Crímenes Imposibles arranca con la escena del accidente automovilístico en la ruta con su familia. Luego hay un corte en la historia y se vuelca al personaje de Bal como detective y en su oficina tiene que dilucidar un crimen cuya monja delata y afirma que “no soy yo, es mi demonio”. El detective incrédulo primero y luego se adentra en el mundo esotérico e inconsciente.

“En la película hay un poco de esto, de creer en algo. En ningún momento se critica la religión católica. Justamente, todo lo contrario. Hay un mensaje positivo, pero sobre la fe en general. En la película se habla de un golpe de fe”, cuenta Fede Bal. En el inicio del film su personaje queda internado tras el accidente y ahí se cuenta una historia paralela entre realidad y ficción en consonancia con el estado somnolencia, entre el sueño y la vigilia, en un estado de coma que muchas veces Bal, como hijo, vivió las múltiples internaciones de su padre Santiago Bal.

“Lo vivo y lo viví mucho con mi viejo cuando no despertaba del coma.

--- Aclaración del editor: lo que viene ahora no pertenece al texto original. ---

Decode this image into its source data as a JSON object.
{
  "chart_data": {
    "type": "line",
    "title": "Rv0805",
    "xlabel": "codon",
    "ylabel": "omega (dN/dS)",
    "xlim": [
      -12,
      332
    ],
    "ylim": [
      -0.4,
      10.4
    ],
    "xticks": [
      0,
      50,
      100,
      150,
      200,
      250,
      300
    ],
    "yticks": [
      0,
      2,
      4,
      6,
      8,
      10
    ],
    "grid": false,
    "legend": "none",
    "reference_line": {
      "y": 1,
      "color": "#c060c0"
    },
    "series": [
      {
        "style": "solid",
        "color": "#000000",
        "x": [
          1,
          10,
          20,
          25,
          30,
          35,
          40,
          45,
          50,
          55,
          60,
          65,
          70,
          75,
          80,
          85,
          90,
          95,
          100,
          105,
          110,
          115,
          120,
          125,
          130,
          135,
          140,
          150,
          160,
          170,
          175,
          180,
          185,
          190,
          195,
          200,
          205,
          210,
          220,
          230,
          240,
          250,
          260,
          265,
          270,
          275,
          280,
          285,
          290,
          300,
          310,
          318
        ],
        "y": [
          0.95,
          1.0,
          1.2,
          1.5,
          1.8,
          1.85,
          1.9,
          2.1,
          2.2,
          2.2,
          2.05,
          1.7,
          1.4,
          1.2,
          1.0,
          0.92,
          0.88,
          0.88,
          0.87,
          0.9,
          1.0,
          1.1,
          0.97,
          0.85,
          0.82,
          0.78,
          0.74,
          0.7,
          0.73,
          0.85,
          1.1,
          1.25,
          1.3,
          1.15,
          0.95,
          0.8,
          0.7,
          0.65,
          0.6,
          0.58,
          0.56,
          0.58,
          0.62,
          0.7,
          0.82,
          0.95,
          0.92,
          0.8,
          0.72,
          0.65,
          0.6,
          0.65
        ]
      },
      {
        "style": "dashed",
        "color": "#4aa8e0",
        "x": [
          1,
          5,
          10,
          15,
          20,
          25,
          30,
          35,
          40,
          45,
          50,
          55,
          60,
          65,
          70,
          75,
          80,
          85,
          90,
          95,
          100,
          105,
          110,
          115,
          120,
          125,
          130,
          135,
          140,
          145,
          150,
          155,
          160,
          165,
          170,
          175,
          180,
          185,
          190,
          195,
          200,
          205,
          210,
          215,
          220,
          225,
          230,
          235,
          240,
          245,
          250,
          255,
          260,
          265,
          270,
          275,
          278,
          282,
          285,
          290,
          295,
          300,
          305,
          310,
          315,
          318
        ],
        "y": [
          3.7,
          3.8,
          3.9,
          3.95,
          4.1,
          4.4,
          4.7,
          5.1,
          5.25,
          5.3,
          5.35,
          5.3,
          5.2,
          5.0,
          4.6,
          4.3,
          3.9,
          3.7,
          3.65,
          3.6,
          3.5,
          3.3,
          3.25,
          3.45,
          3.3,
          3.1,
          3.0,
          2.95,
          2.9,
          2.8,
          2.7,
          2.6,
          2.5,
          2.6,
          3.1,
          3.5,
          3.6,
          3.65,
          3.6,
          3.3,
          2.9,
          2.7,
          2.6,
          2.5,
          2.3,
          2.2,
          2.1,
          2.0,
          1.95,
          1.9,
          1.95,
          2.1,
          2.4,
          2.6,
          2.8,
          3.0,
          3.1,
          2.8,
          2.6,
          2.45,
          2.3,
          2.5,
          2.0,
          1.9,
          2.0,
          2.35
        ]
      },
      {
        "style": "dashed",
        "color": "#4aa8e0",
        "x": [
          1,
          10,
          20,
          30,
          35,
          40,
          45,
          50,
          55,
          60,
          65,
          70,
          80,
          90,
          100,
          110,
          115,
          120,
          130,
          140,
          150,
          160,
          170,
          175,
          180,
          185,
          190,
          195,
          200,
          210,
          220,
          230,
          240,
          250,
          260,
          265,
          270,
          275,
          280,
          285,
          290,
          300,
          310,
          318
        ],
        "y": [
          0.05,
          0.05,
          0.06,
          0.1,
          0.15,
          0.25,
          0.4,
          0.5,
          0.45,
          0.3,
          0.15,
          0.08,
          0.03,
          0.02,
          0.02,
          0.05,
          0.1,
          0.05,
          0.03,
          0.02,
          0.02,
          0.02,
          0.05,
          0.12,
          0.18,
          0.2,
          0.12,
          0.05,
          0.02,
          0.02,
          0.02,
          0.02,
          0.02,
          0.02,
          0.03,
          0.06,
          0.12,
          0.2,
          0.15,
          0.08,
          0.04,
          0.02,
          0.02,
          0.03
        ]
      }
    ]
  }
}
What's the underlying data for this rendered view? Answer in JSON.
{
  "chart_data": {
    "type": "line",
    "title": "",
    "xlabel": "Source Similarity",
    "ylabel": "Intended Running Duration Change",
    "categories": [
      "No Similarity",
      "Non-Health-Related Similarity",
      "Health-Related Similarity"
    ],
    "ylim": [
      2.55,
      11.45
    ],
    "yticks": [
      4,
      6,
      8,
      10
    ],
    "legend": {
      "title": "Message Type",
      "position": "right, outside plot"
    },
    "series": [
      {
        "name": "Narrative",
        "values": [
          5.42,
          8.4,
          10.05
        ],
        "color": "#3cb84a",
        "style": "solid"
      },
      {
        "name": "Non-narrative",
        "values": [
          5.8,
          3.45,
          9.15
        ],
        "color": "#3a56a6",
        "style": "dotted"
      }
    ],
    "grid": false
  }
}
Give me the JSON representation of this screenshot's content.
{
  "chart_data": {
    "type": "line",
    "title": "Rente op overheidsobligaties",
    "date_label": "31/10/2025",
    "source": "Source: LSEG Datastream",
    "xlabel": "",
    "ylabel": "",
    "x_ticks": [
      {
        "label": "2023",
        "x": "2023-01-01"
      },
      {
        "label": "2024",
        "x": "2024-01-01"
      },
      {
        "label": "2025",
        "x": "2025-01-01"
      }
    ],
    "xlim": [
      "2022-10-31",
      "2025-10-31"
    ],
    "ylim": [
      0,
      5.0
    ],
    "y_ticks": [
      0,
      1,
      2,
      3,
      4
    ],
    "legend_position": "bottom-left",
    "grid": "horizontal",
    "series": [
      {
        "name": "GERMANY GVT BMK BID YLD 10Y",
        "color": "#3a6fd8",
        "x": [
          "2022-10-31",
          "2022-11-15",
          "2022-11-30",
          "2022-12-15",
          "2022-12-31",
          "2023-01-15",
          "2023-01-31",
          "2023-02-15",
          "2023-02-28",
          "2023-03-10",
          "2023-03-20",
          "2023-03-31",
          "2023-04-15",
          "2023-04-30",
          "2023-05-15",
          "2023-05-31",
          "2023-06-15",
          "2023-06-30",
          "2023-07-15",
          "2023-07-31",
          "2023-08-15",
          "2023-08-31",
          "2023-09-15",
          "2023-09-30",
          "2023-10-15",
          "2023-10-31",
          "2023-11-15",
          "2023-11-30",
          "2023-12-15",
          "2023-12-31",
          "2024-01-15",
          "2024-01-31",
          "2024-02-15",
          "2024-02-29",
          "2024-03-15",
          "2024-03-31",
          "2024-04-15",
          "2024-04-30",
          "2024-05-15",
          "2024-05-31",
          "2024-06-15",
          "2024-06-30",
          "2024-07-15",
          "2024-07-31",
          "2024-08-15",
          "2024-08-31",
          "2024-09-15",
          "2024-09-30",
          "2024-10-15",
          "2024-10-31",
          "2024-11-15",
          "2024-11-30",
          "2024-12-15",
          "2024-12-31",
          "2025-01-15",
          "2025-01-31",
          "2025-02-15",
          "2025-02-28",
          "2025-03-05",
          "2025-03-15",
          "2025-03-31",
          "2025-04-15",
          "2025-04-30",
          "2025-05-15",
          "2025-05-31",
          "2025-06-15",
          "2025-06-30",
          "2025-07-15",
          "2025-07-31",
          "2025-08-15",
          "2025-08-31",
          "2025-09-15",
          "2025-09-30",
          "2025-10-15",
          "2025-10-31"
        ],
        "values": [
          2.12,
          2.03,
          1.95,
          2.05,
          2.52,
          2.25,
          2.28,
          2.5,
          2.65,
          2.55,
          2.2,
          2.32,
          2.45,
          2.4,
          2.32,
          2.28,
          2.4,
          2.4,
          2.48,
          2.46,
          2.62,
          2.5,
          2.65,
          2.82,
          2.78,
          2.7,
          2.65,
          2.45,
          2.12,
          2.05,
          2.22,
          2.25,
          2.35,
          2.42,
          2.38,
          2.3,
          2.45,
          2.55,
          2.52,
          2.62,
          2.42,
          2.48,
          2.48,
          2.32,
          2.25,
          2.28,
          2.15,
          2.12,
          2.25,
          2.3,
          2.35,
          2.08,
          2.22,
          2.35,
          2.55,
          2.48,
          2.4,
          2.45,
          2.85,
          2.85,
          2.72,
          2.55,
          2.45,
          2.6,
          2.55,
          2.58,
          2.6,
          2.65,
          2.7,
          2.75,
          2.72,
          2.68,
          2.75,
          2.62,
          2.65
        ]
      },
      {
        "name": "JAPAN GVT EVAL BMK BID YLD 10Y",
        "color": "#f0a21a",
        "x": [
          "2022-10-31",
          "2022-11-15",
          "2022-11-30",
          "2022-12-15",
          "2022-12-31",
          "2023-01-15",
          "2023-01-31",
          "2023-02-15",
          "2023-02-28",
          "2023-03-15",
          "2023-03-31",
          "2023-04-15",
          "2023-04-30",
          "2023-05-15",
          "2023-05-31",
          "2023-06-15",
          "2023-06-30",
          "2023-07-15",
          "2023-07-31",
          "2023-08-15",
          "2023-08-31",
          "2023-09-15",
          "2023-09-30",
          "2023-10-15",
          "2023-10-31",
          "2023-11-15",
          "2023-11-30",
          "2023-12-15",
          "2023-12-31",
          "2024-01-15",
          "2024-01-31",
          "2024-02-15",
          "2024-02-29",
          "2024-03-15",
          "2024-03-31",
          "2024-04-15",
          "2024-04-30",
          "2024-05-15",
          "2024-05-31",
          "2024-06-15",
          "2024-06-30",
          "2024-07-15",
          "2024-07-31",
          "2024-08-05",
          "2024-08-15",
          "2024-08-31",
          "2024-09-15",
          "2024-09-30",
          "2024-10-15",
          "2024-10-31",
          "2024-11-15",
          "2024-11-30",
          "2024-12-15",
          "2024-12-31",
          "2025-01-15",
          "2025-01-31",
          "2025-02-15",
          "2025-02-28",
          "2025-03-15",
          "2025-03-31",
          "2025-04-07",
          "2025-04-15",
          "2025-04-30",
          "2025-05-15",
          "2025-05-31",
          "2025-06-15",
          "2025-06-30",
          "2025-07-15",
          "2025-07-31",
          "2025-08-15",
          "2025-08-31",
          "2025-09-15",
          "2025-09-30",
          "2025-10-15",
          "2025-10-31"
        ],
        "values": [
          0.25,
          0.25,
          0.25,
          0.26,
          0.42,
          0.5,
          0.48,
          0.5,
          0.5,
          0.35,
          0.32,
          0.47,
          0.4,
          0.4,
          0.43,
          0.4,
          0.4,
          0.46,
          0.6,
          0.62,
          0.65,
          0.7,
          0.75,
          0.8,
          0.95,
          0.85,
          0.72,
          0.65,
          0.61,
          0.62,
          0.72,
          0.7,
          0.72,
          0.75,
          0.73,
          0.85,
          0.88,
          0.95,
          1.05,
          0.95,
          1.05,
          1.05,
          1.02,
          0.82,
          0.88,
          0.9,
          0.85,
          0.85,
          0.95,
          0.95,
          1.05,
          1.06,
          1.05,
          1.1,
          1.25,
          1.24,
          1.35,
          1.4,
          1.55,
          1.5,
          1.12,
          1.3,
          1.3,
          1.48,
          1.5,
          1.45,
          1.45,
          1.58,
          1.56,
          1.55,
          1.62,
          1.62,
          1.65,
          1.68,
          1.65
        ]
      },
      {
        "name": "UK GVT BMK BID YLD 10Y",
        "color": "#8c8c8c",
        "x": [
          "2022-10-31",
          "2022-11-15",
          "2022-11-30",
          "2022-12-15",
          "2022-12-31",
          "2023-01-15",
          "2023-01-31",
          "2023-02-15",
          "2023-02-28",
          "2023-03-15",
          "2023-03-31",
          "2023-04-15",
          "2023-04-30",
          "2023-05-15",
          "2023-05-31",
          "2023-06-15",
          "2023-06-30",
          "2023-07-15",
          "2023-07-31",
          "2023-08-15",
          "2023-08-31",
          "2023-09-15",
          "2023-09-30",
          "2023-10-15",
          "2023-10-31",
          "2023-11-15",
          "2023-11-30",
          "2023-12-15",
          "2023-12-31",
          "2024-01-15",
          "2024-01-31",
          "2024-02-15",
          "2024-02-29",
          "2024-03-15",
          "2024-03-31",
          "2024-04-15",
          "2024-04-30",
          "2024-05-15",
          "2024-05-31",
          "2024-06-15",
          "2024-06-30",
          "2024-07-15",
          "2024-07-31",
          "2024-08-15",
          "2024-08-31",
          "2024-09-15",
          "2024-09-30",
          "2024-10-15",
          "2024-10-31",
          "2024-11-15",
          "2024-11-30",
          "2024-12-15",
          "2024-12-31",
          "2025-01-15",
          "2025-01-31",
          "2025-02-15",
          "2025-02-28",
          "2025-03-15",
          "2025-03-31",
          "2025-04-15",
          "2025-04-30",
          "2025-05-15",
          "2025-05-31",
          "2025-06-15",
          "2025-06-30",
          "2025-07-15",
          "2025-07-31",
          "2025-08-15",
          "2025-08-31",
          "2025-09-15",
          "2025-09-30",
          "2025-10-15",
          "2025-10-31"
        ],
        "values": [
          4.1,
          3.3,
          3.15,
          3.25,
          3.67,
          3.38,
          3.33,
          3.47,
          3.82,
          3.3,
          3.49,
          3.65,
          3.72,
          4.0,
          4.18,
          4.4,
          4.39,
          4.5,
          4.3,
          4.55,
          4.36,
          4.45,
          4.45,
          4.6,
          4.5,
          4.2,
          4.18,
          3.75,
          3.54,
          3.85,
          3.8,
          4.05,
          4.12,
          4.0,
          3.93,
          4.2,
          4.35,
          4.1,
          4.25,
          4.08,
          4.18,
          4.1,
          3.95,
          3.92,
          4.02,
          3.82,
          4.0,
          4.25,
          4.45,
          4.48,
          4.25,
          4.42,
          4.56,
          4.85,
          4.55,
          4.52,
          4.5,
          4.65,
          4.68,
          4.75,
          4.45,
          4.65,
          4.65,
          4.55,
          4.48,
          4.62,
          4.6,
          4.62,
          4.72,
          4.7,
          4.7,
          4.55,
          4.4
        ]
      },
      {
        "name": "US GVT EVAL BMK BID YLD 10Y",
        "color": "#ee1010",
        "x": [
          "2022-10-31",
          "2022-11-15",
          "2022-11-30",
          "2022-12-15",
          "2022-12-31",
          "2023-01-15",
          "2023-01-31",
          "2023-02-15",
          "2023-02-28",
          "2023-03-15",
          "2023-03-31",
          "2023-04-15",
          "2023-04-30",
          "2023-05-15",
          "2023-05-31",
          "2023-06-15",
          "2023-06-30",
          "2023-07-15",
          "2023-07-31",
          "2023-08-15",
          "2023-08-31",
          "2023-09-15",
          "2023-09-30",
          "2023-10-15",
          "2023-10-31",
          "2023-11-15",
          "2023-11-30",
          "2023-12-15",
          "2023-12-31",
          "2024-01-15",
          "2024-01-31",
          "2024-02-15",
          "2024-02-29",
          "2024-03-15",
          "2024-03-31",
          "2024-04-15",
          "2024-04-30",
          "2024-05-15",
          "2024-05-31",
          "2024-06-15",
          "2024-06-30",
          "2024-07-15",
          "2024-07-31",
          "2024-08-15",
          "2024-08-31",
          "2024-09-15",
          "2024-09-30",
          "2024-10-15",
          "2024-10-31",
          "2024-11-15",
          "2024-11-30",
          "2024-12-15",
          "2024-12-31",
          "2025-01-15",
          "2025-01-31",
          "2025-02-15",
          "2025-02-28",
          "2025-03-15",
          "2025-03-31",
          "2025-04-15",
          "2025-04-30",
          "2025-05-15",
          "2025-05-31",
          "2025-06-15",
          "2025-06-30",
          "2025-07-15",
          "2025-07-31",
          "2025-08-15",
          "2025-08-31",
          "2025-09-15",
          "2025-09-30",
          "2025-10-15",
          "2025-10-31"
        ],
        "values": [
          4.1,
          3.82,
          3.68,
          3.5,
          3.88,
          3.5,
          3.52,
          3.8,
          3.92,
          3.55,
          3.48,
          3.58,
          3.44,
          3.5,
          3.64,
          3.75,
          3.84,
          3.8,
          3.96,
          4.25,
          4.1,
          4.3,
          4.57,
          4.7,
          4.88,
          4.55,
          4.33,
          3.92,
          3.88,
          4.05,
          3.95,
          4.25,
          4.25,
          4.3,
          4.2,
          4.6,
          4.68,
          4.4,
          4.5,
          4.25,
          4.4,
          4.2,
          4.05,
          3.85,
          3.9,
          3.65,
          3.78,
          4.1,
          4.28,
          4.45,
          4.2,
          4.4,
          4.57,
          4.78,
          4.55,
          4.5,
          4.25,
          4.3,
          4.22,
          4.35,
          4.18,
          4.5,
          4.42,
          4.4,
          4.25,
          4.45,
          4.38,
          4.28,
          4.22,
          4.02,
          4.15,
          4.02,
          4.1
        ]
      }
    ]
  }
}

Cuando abren los ojos después de un estado de coma te repiten cosas que han vivido en ese lapso. Hay mucho también de delirio producto de los fármacos, estás en un limbo. Papá una vez se levantó de un coma y empezó a decir que a la noche los médicos se ponían pelucas, vestidos largos y se maquillaban entre ellos. Yo decía ‘¿papá no es verdad?’ y él me contaba, vos porque no estás acá. De noche cambia”. ¿Cuántas películas hablaron del estado entre el dormir y el inconsciente?” Crímenes... es “una película donde las cosas no son lo que parecen, muy espiritual y nada religiosa... ¡o todo lo contrario!”.